Roberto Cirillo (48) sprach das erste Machtwort noch vor seinem Arbeitsantritt als neuer Chef der Post: Er stoppte einen Skandal, den BLICK aufgedeckt hatte: Viele Pöstler sollten künftig erst mittags erfahren, um welche Uhrzeit sie später am Tag zur Arbeit erscheinen müssen. Chapeau, Herr Cirillo: Bleiben Sie dran!
Beim Einsatz der Post-Beschäftigten hat sich nämlich schon so mancher Blödsinn eingeschlichen: Für jede Tour ihres Päckli-Dienstes zum Beispiel gilt eine Zeitvorgabe. Ist auf Tour A diese Woche ein fitter, ortskundiger Jung-Pöstler unterwegs, drückt er den Durchschnitt für die anderen – und ein älterer, weniger trainierter oder ortskundiger Kollege muss nächste Woche auf Tour A schneller sein, wenn er nicht gratis arbeiten möchte. Über 55-Jährigen steht man zwar ein paar Toleranz-Minuten zu – aber nur, wenn sie seit mindestens 25 Jahren bei der Post sind. Als ob Älterwerden von den Dienstjahren abhängig wäre …

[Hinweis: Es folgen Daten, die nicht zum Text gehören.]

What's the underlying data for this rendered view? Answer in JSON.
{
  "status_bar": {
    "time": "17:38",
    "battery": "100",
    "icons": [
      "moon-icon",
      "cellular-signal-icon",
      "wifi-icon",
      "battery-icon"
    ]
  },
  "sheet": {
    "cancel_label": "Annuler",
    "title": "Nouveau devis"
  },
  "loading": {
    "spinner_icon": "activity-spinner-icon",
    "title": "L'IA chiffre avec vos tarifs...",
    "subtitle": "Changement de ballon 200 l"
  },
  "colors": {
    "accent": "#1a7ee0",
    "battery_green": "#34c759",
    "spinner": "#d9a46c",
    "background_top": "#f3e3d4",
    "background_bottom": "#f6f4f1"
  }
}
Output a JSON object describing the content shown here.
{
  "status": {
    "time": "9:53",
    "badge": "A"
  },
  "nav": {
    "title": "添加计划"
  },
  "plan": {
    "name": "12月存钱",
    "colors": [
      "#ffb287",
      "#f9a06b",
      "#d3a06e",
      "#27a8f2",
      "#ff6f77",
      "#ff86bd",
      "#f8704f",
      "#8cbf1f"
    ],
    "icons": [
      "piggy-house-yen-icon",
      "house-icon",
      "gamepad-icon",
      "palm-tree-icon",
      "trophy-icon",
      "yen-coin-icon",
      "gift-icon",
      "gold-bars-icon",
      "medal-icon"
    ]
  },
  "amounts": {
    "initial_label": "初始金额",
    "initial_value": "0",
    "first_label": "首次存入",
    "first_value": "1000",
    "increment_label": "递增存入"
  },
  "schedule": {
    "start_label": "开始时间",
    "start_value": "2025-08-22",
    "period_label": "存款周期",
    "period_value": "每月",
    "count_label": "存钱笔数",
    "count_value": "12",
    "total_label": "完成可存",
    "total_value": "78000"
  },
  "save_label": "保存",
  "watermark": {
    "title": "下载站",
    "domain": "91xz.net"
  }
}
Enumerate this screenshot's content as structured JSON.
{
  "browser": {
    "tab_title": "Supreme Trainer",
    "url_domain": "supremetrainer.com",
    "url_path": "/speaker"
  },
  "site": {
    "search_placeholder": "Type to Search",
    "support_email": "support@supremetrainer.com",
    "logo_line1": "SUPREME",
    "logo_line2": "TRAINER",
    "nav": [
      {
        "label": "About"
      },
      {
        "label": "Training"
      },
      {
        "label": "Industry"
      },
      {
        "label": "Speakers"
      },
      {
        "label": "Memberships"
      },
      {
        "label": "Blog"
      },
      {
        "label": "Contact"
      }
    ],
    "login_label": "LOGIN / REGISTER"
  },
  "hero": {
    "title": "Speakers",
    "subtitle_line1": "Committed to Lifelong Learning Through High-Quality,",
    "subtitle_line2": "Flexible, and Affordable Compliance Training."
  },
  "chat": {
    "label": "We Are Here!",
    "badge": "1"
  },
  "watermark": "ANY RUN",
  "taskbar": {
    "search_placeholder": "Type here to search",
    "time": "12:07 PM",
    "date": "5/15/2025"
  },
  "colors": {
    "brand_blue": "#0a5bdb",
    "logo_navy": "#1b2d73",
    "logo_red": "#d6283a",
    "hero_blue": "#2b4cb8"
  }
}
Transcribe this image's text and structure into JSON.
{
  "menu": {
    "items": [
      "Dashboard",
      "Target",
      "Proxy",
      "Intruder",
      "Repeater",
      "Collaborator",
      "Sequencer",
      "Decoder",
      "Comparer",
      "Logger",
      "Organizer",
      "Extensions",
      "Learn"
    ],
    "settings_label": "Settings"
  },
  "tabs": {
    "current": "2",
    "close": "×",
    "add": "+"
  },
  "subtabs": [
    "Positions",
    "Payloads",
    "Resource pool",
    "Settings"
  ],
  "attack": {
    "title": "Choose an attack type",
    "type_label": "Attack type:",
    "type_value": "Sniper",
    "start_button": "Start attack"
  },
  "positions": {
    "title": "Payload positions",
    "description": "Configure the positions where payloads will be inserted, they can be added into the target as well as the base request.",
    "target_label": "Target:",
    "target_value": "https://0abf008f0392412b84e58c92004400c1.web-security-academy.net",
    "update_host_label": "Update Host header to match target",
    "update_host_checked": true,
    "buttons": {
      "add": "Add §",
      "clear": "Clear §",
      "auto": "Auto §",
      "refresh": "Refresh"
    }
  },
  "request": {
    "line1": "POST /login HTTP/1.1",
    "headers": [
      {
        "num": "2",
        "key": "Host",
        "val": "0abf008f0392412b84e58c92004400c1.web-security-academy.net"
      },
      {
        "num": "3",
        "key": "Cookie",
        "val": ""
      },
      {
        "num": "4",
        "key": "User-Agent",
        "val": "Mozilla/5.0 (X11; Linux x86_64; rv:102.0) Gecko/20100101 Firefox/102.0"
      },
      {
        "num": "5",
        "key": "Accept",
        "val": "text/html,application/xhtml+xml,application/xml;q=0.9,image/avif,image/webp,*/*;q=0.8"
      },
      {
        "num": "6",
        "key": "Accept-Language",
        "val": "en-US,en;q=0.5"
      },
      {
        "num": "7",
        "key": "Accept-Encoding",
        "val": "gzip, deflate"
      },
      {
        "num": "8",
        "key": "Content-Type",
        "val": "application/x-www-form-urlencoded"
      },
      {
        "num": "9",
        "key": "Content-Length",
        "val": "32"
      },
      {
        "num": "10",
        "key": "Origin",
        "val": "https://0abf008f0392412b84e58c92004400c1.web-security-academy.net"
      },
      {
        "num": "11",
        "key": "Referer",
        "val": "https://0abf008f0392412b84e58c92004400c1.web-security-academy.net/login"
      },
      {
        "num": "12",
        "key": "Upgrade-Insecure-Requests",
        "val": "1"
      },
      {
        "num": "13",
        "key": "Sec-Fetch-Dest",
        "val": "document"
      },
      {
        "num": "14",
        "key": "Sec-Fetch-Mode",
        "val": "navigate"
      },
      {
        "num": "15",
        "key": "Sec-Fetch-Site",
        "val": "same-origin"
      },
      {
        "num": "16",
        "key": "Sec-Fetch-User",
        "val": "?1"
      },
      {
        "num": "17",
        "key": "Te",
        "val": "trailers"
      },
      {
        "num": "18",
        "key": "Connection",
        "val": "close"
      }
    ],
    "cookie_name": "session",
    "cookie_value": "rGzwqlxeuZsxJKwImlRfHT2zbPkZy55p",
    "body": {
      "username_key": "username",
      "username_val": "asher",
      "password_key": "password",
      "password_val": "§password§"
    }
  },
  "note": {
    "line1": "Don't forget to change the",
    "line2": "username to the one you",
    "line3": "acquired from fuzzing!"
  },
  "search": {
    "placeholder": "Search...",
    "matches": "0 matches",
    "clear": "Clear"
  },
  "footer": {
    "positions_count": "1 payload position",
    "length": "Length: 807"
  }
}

Dass Post-Manager solche Entscheidungen treffen, hat auch mit dem Druck zu tun, unter dem sie stehen. Alles muss ständig schneller und billiger werden, weil alle immer mehr Leistung für immer weniger Geld verlangen. Also müssen die Chefs kontrollieren, automatisieren, rationalisieren – das heisst: Personal abbauen und aus den verbleibenden Beschäftigten das Maximum herauspressen.
Dasselbe Phänomen ist bei den SBB zu beobachten: Neuerdings fährt in vielen Zügen nur noch ein einziger Kondukteur. Der zweite verschwindet, ebenso wie Dutzende von bedienten Schaltern.
Moderne Technik mache den Menschen überflüssig, heisst es dann gerne. Nur: Wie passt das mit unserer Beobachtung zusammen, dass die Zuverlässigkeit des Service public trotz aller tollen Technik abnimmt?
Vor wenigen Tagen kehrte ich von einer Reise durch Japan zurück, das am höchsten technologisierte und am besten organisierte Land des Erdballs: Nirgendwo sonst ist die Digitalisierung des Alltags so weit fortgeschritten, wird sie perfekter eingesetzt, funktioniert sie derart zuverlässig.
Japan verfügt über das am besten entwickelte Bahnnetz der Welt. Verspätungen kommen kaum vor – und wenn doch, handelt es sich höchstens um Sekunden. Niemand verpasst dort jemals seinen Anschluss. Der Hochgeschwindigkeitszug Shinkansen verkehrt seit 1964 ohne einen einzigen tödlichen Unfall. Alles ist vollautomatisiert und durchorganisiert.
Und wo liegt der grosse Unterschied zur Schweiz? Dass in Japan überall ausreichend Personal vorhanden ist. Kam ich einmal mit einem Billettautomaten nicht zurecht, war sofort ein Bahnbediensteter zur Stelle. Wollten zu viele Passagiere an der gleichen Türe einsteigen wie ich, erschienen unverzüglich Angestellte und gaben Anweisungen – in der Schweiz hätte der Zug einfach noch ein paar Minuten Verspätung mehr.
Die Japaner haben verstanden, dass die Technik den Menschen nicht ablösen darf, um ihm zu nutzen, sondern dass sie ihn ergänzen, ihm helfen und dienstbar sein muss – und dass es dabei nun mal ohne Menschen nicht geht!